Reading and writing within a transaction
For more information on transactions, please see the Transactions section.
By default, Spark does not create transactions for reading or take out any locks. To assure reading consistency for changing tables, you can create your own transactions and redirect them to read a Spark DataFrame.
Python example:
with yt.Transaction() as tr:
df = spark.read.option("transaction", tr.transaction_id).yt("//sys/spark/examples/example_1")
df.show()
At the time of the call to spark.read.yt
, a lock is taken out on the table (snapshot lock): while a plan is being compiled and until the physical read begins. In the example provided, the two calls to show()

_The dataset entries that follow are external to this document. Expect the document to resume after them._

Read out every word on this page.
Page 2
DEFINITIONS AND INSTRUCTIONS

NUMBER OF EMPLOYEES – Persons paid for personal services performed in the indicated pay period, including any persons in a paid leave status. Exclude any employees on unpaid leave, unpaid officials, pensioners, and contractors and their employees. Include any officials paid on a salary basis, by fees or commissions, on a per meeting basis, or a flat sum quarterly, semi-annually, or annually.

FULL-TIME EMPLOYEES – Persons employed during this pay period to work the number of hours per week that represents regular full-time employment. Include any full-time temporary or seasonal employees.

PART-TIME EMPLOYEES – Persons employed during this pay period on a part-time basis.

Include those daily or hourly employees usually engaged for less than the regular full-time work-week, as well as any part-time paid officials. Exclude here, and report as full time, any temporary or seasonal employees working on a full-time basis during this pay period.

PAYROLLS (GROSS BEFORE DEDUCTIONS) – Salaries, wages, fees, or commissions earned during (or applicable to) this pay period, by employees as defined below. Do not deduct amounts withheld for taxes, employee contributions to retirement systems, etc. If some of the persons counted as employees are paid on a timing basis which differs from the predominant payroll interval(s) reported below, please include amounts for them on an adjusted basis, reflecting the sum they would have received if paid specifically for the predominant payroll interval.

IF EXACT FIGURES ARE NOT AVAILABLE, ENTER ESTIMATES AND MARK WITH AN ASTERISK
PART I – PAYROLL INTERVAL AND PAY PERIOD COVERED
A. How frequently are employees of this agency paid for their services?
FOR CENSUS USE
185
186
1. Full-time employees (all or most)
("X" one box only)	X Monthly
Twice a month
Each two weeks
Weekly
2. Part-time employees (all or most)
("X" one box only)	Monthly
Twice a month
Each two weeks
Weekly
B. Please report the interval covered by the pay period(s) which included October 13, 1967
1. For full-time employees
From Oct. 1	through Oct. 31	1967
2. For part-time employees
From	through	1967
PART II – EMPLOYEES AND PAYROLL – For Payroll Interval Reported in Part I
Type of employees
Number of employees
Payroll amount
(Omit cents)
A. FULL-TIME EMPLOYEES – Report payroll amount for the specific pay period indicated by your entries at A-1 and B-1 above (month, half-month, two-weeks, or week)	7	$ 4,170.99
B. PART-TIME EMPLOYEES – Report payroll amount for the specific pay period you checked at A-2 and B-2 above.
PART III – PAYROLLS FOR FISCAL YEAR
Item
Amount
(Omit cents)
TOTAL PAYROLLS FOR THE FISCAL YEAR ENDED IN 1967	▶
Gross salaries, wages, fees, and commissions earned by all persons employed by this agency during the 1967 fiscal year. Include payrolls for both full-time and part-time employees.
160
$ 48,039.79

will read the table twice, necessarily returning the same result both times.
with yt.Transaction() as tr:
df = spark.read.option("transaction", tr.transaction_id).yt("//sys/spark/examples/example_1")
df.show()
time.sleep(60)
df.show()
Note
You can enable creation of a global transaction that will open at the top of a Spark session and remain open the entire time your job is running. When using a global transaction, you have to keep in mind that the job will take out locks on all the tables it reads and maintain them until it exits. You enable a global transaction by setting configuration parameter spark.yt.globalTransaction.enabled=true
.
When you need to write a DataFrame within a transaction you should use write_transaction
option:
df.write.option('write_transaction', transaction_id).yt("//target/table/path")